What then is the remedy? Let us all join in prayer and let us lift up our voice with one accord on their behalf as for those possessed, for indeed the envious are more wretched than the possessed since their madness is of choice. For this affliction needs prayer and much entreaty. For if he that does not love his brother, even though he “bestow all his goods to feed the poor and deliver up his body to be burned” (I Cor. 13:3) is in no way advantaged, consider what punishment the man deserves who wars with him who had not wronged him in anything. He is even worse than the pagans; for if to love them that love us does not give us any advantage over them, in what grade shall he be placed that envies them that love him? For envying is even worse than warring, since when the cause of the war is at end, he that wars puts an end to his hatred also; but the grudger wishes never to become a friend. And the one shows an open battle, the other in secret, and the one often has a reasonable cause to assign for the war, the other, nothing else but madness and a satanic spirit. To what then is one to compare a soul of this kind? to what viper? to what asp? to what canker-worm? to what scorpion? since there is nothing so accursed or so pernicious as a soul of this sort. For it is this, that has subverted the Churches, this that has conceived heresies. And it leads one to such a pitch of frenzy that even if his brother forgives him the fault and subjects himself to him, still his complaint is so incurable that even if thousands of medicines are applied it keeps sowing its own corruption.

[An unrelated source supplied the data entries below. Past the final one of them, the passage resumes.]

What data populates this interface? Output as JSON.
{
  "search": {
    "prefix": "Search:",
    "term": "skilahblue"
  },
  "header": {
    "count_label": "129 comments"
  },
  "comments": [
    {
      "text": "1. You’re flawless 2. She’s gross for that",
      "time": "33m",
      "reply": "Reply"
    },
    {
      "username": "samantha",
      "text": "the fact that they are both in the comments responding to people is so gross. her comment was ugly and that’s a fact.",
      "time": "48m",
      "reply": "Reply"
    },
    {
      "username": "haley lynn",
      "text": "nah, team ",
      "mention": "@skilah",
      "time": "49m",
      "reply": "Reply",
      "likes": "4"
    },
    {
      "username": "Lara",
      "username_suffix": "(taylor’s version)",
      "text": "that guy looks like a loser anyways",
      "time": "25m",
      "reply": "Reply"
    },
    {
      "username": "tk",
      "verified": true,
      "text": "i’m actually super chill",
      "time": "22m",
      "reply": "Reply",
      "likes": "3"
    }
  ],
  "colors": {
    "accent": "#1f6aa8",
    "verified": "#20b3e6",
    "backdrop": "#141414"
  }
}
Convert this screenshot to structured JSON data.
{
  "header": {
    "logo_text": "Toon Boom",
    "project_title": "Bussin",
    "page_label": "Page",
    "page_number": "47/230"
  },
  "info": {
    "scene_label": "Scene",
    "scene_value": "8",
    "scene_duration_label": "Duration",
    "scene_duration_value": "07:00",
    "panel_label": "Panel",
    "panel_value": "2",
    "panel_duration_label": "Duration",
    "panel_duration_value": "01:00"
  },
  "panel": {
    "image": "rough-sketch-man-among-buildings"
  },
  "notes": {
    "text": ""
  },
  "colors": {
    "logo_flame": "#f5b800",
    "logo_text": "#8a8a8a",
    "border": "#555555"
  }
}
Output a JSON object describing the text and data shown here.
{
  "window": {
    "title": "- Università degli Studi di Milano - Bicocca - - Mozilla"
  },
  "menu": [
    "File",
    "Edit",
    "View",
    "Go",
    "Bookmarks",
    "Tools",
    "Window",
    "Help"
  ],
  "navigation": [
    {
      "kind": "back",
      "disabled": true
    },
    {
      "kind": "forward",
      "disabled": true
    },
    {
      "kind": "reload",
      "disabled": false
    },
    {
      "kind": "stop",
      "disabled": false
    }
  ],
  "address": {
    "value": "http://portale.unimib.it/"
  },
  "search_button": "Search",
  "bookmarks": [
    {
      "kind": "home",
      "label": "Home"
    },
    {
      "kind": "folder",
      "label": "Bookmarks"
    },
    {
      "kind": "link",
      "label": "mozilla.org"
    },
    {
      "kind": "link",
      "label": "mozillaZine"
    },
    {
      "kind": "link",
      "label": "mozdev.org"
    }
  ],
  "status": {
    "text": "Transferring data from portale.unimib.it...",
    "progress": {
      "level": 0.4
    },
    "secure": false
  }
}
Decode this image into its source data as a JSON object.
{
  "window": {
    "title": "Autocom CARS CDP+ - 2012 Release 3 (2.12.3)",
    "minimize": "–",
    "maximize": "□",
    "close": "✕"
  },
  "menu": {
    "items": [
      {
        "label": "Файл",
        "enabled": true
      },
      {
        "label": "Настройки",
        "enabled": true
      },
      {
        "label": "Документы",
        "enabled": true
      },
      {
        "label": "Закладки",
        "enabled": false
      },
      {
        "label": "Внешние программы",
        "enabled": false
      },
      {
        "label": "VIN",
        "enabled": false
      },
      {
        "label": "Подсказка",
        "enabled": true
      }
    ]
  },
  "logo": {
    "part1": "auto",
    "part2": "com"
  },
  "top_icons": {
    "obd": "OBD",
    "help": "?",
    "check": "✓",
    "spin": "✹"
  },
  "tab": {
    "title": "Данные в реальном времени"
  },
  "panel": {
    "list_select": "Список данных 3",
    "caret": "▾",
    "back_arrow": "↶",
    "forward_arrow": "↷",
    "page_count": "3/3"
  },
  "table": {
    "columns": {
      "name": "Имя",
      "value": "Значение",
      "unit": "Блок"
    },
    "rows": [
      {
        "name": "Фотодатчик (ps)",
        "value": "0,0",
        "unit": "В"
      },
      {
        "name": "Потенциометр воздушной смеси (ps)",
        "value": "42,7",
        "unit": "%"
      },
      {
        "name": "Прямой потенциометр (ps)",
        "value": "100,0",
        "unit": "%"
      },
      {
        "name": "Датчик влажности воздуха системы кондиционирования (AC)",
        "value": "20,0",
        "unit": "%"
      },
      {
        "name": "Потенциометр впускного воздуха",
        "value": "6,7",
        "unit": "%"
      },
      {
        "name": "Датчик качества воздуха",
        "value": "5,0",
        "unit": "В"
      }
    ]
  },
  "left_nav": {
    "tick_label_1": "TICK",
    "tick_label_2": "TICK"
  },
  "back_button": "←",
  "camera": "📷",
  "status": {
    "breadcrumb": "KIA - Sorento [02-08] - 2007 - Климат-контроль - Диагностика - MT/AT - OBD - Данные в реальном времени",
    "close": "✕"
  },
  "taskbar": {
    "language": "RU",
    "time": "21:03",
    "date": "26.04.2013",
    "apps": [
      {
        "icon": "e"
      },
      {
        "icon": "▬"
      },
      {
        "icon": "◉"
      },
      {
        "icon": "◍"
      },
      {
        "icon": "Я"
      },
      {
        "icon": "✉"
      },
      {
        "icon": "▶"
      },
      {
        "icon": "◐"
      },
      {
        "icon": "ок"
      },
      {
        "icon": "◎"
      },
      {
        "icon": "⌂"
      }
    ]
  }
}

Let us then escape from the disease for it is not at all possible, indeed it is not, to escape from the fire prepared for the devil unless we get free from this sickness. And free we shall become if we keep in mind how Christ loved us, and how He commanded us to love one another. Now what love did He show for us? He shed His precious Blood for us when we were enemies, and had done the greatest wrong to Him. Do this also in your brother’s case–for this is the end of His saying, “A new commandment I give unto you, that ye love one another as I have loved you” (John 13:34); yet the measure could never come to stand. For it was in behalf of his enemies that He did this. And are you unwilling to shed your blood for your brother? Yet what Christ did was not as a debt! But you, if you do it are but fulfilling a debt. For He did it before us and we not even after His example. He did it for our salvation, we will not even do it for our own advantage. For He does not gain any advantage from our love to man, but the whole gain is accrued to us. Let us now therefore sow and till the seed of love in our hearts, that we may reap with great abundance and obtain everlasting goods through the grace and love toward mankind of our Lord Jesus Christ with Whom to the Father and the Holy Spirit be glory, honor and power now and ever and to the ages of ages. Amen.